Et si Jul, Vald, Kaaris ou Booba devenaient Présidents ?

Kanye West a annoncé vouloir candidater aux prochaines élections présidentielles américaines. Et si les rappeurs français l’imitaient et briguaient l’Elysée ?

Le fonctionnement de la politique américaine peut sembler cryptique pour les citoyens français, qui ne comprennent pas toujours ce système bipartite, les différences entre démocrates et républicains, le fonctionnement des primaires ou le rôle des grands électeurs. Une chose est sûre, en revanche : avec suffisamment de moyens et beaucoup de conviction, absolument n’importe qui peut accéder à la Maison Blanche. Dans Demolition Man, le personnage interprété par Sylvester Stallone est surpris de voir qu’Arnold Schwarzenegger est devenu Président des Etats-Unis dans un futur fictif. Une hypothèse pas si éloignée de la réalité, puisque Swarzy a réalisé une belle carrière politique, même si’l n’a jamais pu candidater à la présidence, n’étant pas né sur le sol américain. Le mandat de Donald Trump a déjà prouvé que la politique américaine n’avait absolument rien à envier à un épisode de South Park. Les récentes déclarations de Kanye West, qui a avoué ses ambitions présidentielles, sont donc à prendre au sérieux. 

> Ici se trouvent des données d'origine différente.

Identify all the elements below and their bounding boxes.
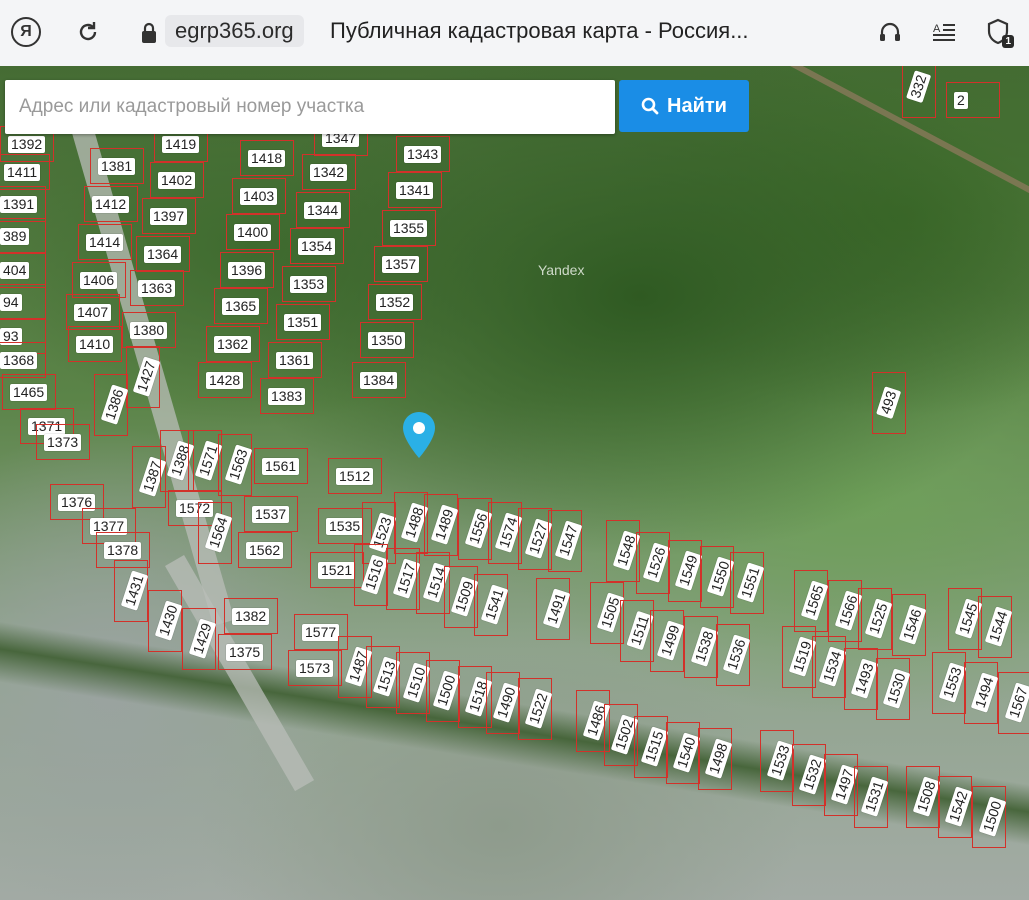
parcel-label: 1410: [76, 336, 114, 353]
parcel-label: 1354: [298, 238, 336, 255]
parcel-label: 94: [0, 294, 22, 311]
parcel-label: 404: [0, 262, 30, 279]
protect-button[interactable]: 1: [980, 14, 1016, 50]
parcel-label: 1512: [336, 468, 374, 485]
parcel-label: 1383: [268, 388, 306, 405]
parcel-label: 1406: [80, 272, 118, 289]
browser-toolbar: Я egrp365.org Публичная кадастровая карт…: [0, 0, 1029, 67]
reload-button[interactable]: [70, 14, 106, 50]
parcel-label: 1402: [158, 172, 196, 189]
parcel-label: 1382: [232, 608, 270, 625]
parcel-label: 389: [0, 228, 30, 245]
parcel-label: 1391: [0, 196, 38, 213]
parcel-label: 1363: [138, 280, 176, 297]
parcel-label: 1341: [396, 182, 434, 199]
parcel-label: 1537: [252, 506, 290, 523]
parcel-label: 1355: [390, 220, 428, 237]
parcel-label: 1428: [206, 372, 244, 389]
audio-button[interactable]: [872, 14, 908, 50]
parcel-label: 1411: [4, 164, 41, 181]
parcel-label: 1521: [318, 562, 356, 579]
reload-icon: [79, 22, 97, 41]
parcel-label: 1577: [302, 624, 340, 641]
parcel-label: 1343: [404, 146, 442, 163]
parcel-label: 1535: [326, 518, 364, 535]
parcel-label: 1397: [150, 208, 188, 225]
page-title: Публичная кадастровая карта - Россия...: [330, 18, 749, 43]
parcel-label: 1378: [104, 542, 142, 559]
parcel-label: 1353: [290, 276, 328, 293]
parcel-label: 1384: [360, 372, 398, 389]
search-input[interactable]: [5, 80, 615, 134]
parcel-label: 1344: [304, 202, 342, 219]
parcel-label: 1362: [214, 336, 252, 353]
search-button[interactable]: Найти: [619, 80, 749, 132]
parcel-label: 1412: [92, 196, 130, 213]
parcel-label: 1403: [240, 188, 278, 205]
parcel-label: 1342: [310, 164, 348, 181]
parcel-label: 1418: [248, 150, 286, 167]
parcel-label: 1373: [44, 434, 82, 451]
parcel-label: 1419: [162, 136, 200, 153]
parcel-label: 2: [954, 92, 968, 109]
lock-icon: [142, 22, 156, 43]
parcel-label: 1400: [234, 224, 272, 241]
cadastral-map[interactable]: Yandex 1392 1411 1391 389 404 94 93 1368 1465 137…: [0, 66, 1029, 900]
search-icon: [641, 97, 659, 115]
parcel-label: 1351: [284, 314, 322, 331]
parcel-label: 1407: [74, 304, 112, 321]
parcel-label: 1357: [382, 256, 420, 273]
yandex-logo-icon: Я: [11, 17, 41, 47]
parcel-label: 1465: [10, 384, 48, 401]
headphones-icon: [880, 22, 900, 41]
parcel-label: 1361: [276, 352, 314, 369]
map-watermark: Yandex: [538, 262, 585, 278]
reader-mode-button[interactable]: A: [926, 14, 962, 50]
parcel-label: 1561: [262, 458, 300, 475]
parcel-label: 1573: [296, 660, 334, 677]
parcel-label: 1368: [0, 352, 38, 369]
parcel-label: 1414: [86, 234, 124, 251]
parcel-label: 1562: [246, 542, 284, 559]
yandex-home-button[interactable]: Я: [8, 14, 44, 50]
reader-icon: A: [933, 23, 955, 41]
notification-badge: 1: [1002, 35, 1014, 48]
parcel-label: 1381: [98, 158, 136, 175]
parcel-label: 1375: [226, 644, 264, 661]
parcel-label: 1392: [8, 136, 46, 153]
search-button-label: Найти: [667, 94, 727, 117]
parcel-label: 1364: [144, 246, 182, 263]
parcel-label: 1380: [130, 322, 168, 339]
parcel-label: 1350: [368, 332, 406, 349]
svg-text:A: A: [933, 23, 941, 35]
parcel-label: 1365: [222, 298, 260, 315]
address-bar-url[interactable]: egrp365.org: [165, 15, 304, 47]
location-marker-icon[interactable]: [400, 410, 438, 468]
parcel-label: 1352: [376, 294, 414, 311]
parcel-label: 1396: [228, 262, 266, 279]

L’an dernier, en direct sur Beats 1, la radio d’Apple Music, Kanye lâchait déjà sans sourciller “arrivera le moment où je serai Président des Etats-Unis. L’idée a visiblement fait du chemin dans sa tête, puisqu’il annonçait clairement en un tweet il y a quelques jours qu’il se portait candidat pour les élections de novembre : 

Si la candidature de Kanye West est peu crédible pour la majorité des spécialistes, notamment parce qu’elle arrive trop tard dans beaucoup d’Etats, elle prend tout de même une tournure très sérieuse : le rappeur a ainsi accordé son seul entretien à ce sujet au très sérieux magazine économique Forbes, signe qu’il ne s’agit pas que d’une hypothèse farfelue et que si elle n’aboutit pas cette année, elle sera peut-être plus concrète en 2024. Dans les grandes lignes de son programme, Kanye compte replacer la foi religieuse au centre du débat, imposer la prière à l’école, se méfier des vaccins (C’est la marque de la Bête, ils veulent nous implanter des puces afin que nous ne puissions franchir les portes du paradis"), éliminer le déodorant et le dentifrice (car ils "affectent notre capacité à être au service de Dieu"), s’opposer à l’avortement, et s’inspirer du système politique du Wakanda -on vous avait prévenu, on vit dans un épisode de South Park.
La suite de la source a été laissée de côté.